The First Part Last
- Author: Angela Johnson
- Series: Heaven Trilogy
- Published: 2003 (Simon & Schuster Books for Young Readers)
- Publication place: United States
- Pages: 131
- Awards: 2004 Coretta Scott King Author Award 2004 Michael L. Printz Award
- ISBN: 0-689-84922-2
- OCLC: 50810558
- LC Class: PZ7.J629 Fi 2003
- Preceded by: Heaven(novel)
- Followed by: Sweet, Hereafter(novel)

= The First Part Last =

2003 young adult novel by Angela Johnson

The First Part Last is a 2003 young adult novel by Angela Johnson and the second book in her Heaven trilogy.

Told in alternating “now” and “then” chapters, the novel follows sixteen-year-old Bobby as he cares for his infant daughter, Feather, after the baby’s mother, Nia, experiences eclampsia during childbirth and falls into a permanent coma.

Critics have noted the novel’s first-person narration style, its fragmented time structure, and its unusual focus on a Black teenage father rather than on adolescent motherhood alone. The novel became one of Johnson’s best-known works and was later singled out by Jonathan Hunt as an unusually successful book across both literary recognition and popular young adult reading lists.

== Background and publication ==
Johnson has said that Bobby’s story began in part when she saw a teenage boy with a baby riding the subway in New York and started wondering about his life.

In a 2004 interview with Booklist, Johnson also explained that returning to Bobby after Heaven was encouraged by her editor Kevin Lewis after young readers responded strongly to the character. Johnson described writing Bobby as a “creative stretch” because it was her first time writing a male main character.

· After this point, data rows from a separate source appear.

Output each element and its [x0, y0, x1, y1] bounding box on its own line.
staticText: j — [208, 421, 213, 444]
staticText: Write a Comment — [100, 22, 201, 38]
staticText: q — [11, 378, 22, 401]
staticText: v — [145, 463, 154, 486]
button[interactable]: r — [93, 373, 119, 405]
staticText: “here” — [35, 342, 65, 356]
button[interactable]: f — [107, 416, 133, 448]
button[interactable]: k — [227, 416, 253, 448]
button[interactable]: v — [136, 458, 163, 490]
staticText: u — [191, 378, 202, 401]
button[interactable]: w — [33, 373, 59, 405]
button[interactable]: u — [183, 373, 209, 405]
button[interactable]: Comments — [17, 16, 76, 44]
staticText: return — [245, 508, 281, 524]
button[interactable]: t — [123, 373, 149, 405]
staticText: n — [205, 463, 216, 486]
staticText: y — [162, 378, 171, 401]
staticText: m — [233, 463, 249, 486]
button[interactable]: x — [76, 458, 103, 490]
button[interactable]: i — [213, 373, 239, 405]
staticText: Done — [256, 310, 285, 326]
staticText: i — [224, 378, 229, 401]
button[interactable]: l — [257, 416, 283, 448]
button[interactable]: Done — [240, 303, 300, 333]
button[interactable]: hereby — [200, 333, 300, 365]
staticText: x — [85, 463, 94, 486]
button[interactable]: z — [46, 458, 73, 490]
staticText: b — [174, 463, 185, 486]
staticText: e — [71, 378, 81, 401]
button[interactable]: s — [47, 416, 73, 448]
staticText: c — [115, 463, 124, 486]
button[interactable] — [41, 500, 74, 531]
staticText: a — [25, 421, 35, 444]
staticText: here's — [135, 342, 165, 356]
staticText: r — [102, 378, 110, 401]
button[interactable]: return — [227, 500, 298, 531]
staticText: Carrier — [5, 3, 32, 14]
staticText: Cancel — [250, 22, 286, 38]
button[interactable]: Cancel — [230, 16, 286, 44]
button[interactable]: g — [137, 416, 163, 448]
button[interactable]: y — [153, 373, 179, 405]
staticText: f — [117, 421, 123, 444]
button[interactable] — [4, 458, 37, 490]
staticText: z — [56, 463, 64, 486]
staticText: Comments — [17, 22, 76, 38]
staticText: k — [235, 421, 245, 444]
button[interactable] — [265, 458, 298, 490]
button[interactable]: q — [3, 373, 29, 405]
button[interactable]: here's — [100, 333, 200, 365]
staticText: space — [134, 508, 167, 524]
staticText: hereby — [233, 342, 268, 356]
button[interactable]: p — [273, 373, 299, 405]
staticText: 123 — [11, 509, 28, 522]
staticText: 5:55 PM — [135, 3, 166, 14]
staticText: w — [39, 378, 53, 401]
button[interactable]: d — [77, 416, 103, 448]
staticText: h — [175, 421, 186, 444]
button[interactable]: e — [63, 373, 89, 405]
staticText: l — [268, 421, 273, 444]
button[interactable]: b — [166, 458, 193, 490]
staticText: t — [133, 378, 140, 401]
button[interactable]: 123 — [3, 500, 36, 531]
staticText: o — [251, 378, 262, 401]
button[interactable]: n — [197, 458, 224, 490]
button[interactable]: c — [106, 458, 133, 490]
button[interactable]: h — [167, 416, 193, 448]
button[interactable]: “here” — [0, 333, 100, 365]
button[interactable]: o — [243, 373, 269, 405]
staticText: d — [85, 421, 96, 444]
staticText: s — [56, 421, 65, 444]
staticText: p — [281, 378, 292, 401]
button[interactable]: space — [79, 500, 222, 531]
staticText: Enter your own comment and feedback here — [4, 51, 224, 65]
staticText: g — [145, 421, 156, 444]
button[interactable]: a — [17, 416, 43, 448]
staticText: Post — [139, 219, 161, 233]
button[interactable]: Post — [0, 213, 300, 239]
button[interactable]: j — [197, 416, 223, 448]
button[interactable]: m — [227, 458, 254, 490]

These comments place the novel within both the larger Heaven trilogy and Johnson’s character-driven method of building fiction from observed lives rather than from overt moral instruction.

== Characters ==

- Bobby – Main character and Feather's father
- K-Boy – Bobby's friend
- J.L. – Bobby's friend
- Fred – Bobby's father
- Mary – Bobby's mother
- Paul – Bobby's brother
- Mr. Wilkins – Nia's father
- Mrs. Wilkins – Nia's mother
- Coco Fernandez – Bobby's neighbor
- Nia – Bobby's girl-friend and the mother of Bobby's daughter
- Nick – Paul's kid
- Nora – Paul's kid
- Feather – Bobby's baby/kid

== Themes ==
A major theme in the novel is fatherhood, especially the idea that care, responsibility, and maturity are learned through Bobby’s relationship with Feather. Chelsea Rogers argues that the novel presents Bobby as a young Black father whose emotional growth is shaped not only by parenting, but also by the guidance of his father Fred and his older brother Paul.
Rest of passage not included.